他近日烦心事不少,家中督促他努力修炼,看管更是严厉许多。
他已经有数日不曾出去了,尤其是跟着刘天霖去狩猎的几个旁系子弟回来后都得到了赏赐。
这让他父亲对他看管更加严苛,今日也是他说要来武院修炼才被放出来的。
本就心情不悦的他,听到这样卖关子的话,更加没有耐心了。
那弟子一脸讪笑,赶忙开口,声音低沉:“刘师兄,郑深死了。”
此言一出,周围几人的目光都落在他身上,眼中满是不可思议。
远处的刘云彻脚步一顿,不由得提起了几分精神。
刘宇眉头皱得更紧,脸上满是不可置信。
虽然很想呵斥那弟子,可刘宇到底是刘家出来的,并不想闹大,同时也是为了保持世家弟子的气度。
那弟子赶忙道:“我今日路过郑家,侧门都挂着白绫。”
他的语气带着一丝揣摩:“只是不知为何,正门却没有白绫。”
后续刘宇几人说什么,刘云彻并不清楚。
他早已走开,暗自喃喃道:
“难道是父亲下的手?”
白玉广场上,兑奖正如火如荼地进行着。
很快便轮到刘云彻了,他急着回去向刘望舟询问,匆匆领了奖品便离开了。
等到韩旭从人群中走出来时,留给他的只有刘云彻的模糊背影。
韩旭收回目光,紧了紧手中的武宝长刀,口中喃喃自语:“会有机会的……”
……
刘云彻特意从郑家路过,远远看了一眼。
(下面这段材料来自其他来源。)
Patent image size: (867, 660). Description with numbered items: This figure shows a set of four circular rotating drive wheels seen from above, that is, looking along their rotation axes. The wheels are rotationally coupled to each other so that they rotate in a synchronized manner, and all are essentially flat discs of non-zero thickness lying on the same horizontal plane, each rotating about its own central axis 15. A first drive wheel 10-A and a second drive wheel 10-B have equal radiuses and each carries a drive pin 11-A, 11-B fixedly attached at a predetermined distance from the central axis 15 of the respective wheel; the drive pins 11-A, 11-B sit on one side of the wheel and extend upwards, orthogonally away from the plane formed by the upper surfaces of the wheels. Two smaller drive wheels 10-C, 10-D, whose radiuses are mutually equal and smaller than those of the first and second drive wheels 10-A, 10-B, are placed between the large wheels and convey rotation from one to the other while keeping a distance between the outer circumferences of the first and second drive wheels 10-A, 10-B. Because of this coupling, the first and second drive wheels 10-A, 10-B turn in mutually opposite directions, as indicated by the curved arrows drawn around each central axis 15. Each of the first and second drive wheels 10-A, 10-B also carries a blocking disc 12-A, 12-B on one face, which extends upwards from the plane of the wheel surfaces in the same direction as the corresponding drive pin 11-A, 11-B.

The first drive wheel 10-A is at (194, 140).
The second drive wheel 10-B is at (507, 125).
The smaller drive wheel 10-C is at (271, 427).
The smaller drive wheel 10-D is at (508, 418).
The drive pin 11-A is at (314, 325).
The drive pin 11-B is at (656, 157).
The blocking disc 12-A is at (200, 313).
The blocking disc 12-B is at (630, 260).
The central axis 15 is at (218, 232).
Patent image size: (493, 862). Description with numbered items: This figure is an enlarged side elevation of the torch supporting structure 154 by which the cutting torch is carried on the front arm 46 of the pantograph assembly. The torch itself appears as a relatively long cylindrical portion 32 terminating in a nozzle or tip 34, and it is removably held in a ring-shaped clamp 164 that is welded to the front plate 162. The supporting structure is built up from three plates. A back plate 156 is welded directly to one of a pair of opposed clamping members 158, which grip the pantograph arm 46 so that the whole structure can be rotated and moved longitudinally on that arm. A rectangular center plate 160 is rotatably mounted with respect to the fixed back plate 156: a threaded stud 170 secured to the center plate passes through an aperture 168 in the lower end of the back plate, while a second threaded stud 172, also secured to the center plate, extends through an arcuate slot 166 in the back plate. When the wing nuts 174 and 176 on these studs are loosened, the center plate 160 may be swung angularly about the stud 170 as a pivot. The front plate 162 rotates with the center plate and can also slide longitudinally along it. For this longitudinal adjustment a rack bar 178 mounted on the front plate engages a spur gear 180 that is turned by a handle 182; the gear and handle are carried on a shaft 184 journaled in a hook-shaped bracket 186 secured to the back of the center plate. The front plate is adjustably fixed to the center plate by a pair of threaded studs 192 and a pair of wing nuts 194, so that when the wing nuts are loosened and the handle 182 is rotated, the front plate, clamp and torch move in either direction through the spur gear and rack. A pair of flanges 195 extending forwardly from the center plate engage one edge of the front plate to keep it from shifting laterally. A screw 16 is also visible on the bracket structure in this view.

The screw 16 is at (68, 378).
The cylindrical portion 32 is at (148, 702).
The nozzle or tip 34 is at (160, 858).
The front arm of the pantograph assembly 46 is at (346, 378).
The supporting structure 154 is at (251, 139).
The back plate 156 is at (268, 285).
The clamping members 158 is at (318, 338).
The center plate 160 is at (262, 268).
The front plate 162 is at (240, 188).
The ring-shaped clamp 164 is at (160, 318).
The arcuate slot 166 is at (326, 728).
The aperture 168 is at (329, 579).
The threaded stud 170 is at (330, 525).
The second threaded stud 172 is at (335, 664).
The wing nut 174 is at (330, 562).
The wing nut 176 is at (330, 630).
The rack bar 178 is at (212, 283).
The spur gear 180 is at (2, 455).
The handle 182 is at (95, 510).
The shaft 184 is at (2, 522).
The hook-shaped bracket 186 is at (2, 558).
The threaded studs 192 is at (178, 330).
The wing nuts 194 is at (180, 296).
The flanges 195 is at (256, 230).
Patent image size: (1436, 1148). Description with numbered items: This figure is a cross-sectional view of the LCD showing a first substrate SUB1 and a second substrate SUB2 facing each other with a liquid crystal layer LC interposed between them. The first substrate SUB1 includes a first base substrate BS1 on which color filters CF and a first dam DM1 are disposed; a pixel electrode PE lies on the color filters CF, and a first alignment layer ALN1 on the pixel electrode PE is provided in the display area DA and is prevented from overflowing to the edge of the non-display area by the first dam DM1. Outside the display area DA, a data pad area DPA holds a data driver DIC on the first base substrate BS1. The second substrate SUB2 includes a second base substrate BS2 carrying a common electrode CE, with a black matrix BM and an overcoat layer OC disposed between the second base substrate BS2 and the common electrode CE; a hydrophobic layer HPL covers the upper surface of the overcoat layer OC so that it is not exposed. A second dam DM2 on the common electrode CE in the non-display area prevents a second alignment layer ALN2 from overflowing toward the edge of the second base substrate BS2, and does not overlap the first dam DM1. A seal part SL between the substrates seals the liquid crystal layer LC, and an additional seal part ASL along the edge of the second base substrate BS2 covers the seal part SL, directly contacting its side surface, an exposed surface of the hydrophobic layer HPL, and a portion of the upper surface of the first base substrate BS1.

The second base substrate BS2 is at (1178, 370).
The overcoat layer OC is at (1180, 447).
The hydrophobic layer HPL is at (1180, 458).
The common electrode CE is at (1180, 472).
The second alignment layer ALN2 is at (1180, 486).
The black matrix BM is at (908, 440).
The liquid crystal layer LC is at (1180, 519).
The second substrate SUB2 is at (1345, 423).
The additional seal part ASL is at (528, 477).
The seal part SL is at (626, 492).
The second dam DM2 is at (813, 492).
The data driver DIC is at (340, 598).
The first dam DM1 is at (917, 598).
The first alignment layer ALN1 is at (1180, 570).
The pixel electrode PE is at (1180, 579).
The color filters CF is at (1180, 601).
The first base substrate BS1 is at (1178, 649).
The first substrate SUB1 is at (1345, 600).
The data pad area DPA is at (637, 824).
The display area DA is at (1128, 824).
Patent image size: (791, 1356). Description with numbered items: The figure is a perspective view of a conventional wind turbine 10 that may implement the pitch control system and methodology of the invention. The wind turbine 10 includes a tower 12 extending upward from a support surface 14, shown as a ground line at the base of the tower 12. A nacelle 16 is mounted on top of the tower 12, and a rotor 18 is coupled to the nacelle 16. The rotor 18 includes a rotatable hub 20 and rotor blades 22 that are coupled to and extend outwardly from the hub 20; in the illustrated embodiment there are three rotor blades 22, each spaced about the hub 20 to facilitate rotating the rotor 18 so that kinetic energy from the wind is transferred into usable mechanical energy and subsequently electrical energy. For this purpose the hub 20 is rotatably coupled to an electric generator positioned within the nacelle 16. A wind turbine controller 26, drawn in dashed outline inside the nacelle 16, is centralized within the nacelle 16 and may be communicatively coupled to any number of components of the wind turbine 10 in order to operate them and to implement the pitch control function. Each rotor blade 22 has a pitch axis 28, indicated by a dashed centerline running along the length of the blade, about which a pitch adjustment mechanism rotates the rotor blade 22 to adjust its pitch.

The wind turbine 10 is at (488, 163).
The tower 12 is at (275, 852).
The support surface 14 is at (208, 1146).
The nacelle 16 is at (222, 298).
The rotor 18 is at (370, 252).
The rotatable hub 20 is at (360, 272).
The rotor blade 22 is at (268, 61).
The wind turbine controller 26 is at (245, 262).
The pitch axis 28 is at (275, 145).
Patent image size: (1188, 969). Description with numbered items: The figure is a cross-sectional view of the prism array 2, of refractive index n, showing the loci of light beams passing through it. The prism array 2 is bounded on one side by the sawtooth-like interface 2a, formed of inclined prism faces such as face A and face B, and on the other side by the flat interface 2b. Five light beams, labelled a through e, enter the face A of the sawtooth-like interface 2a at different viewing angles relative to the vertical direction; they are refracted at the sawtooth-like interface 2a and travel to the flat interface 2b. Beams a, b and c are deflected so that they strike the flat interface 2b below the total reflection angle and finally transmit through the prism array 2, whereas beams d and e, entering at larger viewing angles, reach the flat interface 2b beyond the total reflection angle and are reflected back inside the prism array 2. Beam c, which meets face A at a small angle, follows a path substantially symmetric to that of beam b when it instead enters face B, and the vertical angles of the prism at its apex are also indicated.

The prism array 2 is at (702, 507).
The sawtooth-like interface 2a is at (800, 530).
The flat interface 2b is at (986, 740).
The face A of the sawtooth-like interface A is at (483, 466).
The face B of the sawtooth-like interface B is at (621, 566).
果然如那人所说,侧门处有白绫,更有一两个仆役在小巷里烧纸。
收回目光后,刘云彻便径直往回赶。
城东刘府。
刘云彻找到父亲时,他正坐在椅子上,手中捧着本古籍。
刘望舟不紧不慢地放下古籍,笑着道:
“今天怎么回来得这么早。”
刘云彻好奇地瞥了一眼古籍,深吸一口气,随后开口:
“父亲,郑深死了。”
“哦?”刘望舟的眼中闪过一丝诧异。
随后慢悠悠地给自己倒上一杯热茶,笑呵呵道:“这可不是我做的。”
“不是父亲做的?”
刘云彻接过茶壶,给自己也来上一杯。
“当然,”刘望舟轻呷茶水,片刻后,慢条斯理道:“我只不过往那郑深体内打了一道劲力。”
“让他求生不得,求死不能。”
他言语平淡,说出来的话却让刘云彻心头一跳。
“父亲,那劲力我能学吗?”刘云彻突然开口道。
刘望舟闻言微愣,随后哈哈大笑:“自然可以。”
自己这儿子到底是心大,还是其他,刘望舟不清楚。
不过这种大心脏,是极好的。遇事不急,沉稳大气。
“既然郑深死了,那这件事就到此为止吧。”刘望舟放下茶杯,轻声道。
刘云彻点了点头,郑深已死,这件下毒案的线索断了。若是想要探查新的线索,只能往郑家去了。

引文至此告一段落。